Review: The Secret Life of Bees
When I was first given a copy of The Secret Life of Bees by Sue Monk Kidd, I wasn’t sure what to think of it. It made it to the bookshelf, and occasionally, I would pick it up, read the back, and place it back on the shelf. I just wasn’t interested. Until I actually started reading it…
What finally prompted me to read The Secret Life of Bees is its placement on my Summer Reading Challenge List, and the fact it was short. What prompted me to finish is Sue Monk Kidd’s fantastic writing and ability to tell a story. Lily Owens has wondered all her life about her mother, who died tragically when she was young. She misses her mother, who lives blurred on the outskirts of her memory as she is raised by her abusive and angry father, T-Ray.

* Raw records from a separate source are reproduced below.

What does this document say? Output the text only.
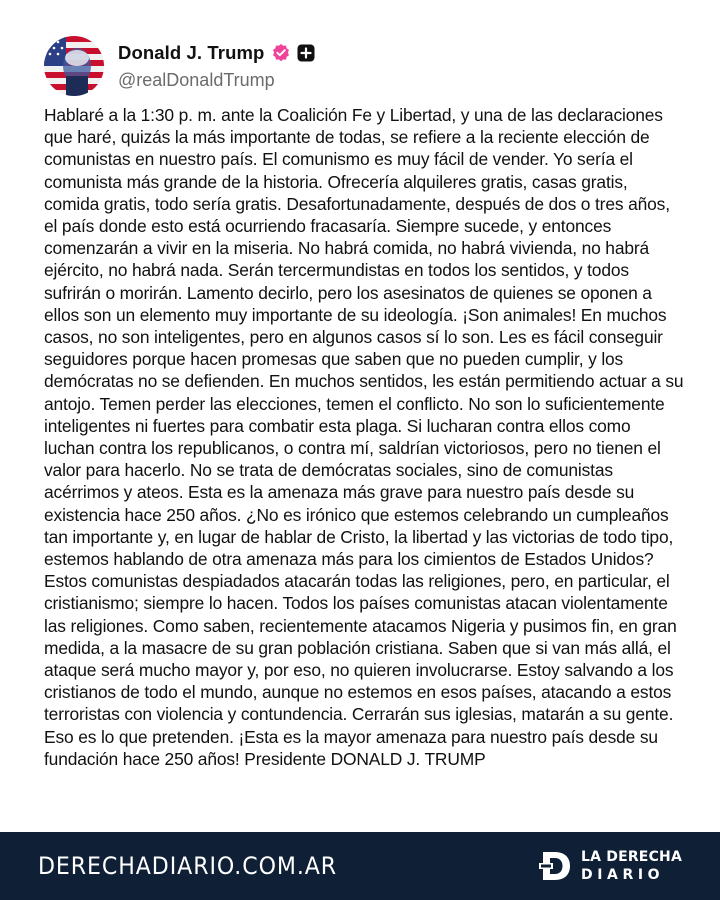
Donald J. Trump
@realDonaldTrump
Hablaré a la 1:30 p. m. ante la Coalición Fe y Libertad, y una de las declaraciones que haré, quizás la más importante de todas, se refiere a la reciente elección de comunistas en nuestro país. El comunismo es muy fácil de vender. Yo sería el comunista más grande de la historia. Ofrecería alquileres gratis, casas gratis, comida gratis, todo sería gratis. Desafortunadamente, después de dos o tres años, el país donde esto está ocurriendo fracasaría. Siempre sucede, y entonces comenzarán a vivir en la miseria. No habrá comida, no habrá vivienda, no habrá ejército, no habrá nada. Serán tercermundistas en todos los sentidos, y todos sufrirán o morirán. Lamento decirlo, pero los asesinatos de quienes se oponen a ellos son un elemento muy importante de su ideología. ¡Son animales! En muchos casos, no son inteligentes, pero en algunos casos sí lo son. Les es fácil conseguir seguidores porque hacen promesas que saben que no pueden cumplir, y los demócratas no se defienden. En muchos sentidos, les están permitiendo actuar a su antojo. Temen perder las elecciones, temen el conflicto. No son lo suficientemente inteligentes ni fuertes para combatir esta plaga. Si lucharan contra ellos como luchan contra los republicanos, o contra mí, saldrían victoriosos, pero no tienen el valor para hacerlo. No se trata de demócratas sociales, sino de comunistas acérrimos y ateos. Esta es la amenaza más grave para nuestro país desde su existencia hace 250 años. ¿No es irónico que estemos celebrando un cumpleaños tan importante y, en lugar de hablar de Cristo, la libertad y las victorias de todo tipo, estemos hablando de otra amenaza más para los cimientos de Estados Unidos? Estos comunistas despiadados atacarán todas las religiones, pero, en particular, el cristianismo; siempre lo hacen. Todos los países comunistas atacan violentamente las religiones. Como saben, recientemente atacamos Nigeria y pusimos fin, en gran medida, a la masacre de su gran población cristiana. Saben que si van más allá, el ataque será mucho mayor y, por eso, no quieren involucrarse. Estoy salvando a los cristianos de todo el mundo, aunque no estemos en esos países, atacando a estos terroristas con violencia y contundencia. Cerrarán sus iglesias, matarán a su gente. Eso es lo que pretenden. ¡Esta es la mayor amenaza para nuestro país desde su fundación hace 250 años! Presidente DONALD J. TRUMP
DERECHADIARIO.COM.AR	LA DERECHA
DIARIO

Following an incident where Rosaleen insults some of the meanest racists in town, Lily and Rosaleen escape their difficult life in Sylvan, South Carolina and head for Tiburon with a picture of a Black Madonna and a vague notion that the story of her mother lies in that town. Their search ends at a pink house where three black sisters reside and keep bees and they are taken in.
As I mentioned, the writing is phenomenal. Sue Monk Kidd has the amazing ability to paint a picture with words, and paint she does, showing us the world through the eyes of fourteen year old Lily. Isolated on her father’s farm, she doesn’t completely understand the racism that surrounds her until she is thrown into the middle of it. In Tiburon, Lily discovers who she is, and finally has the freedom to embrace who she wants to be.
Although painfully tragic in places, the descriptions are fantastic, and the characters well developed. I give The Secret Life of Bees five stars.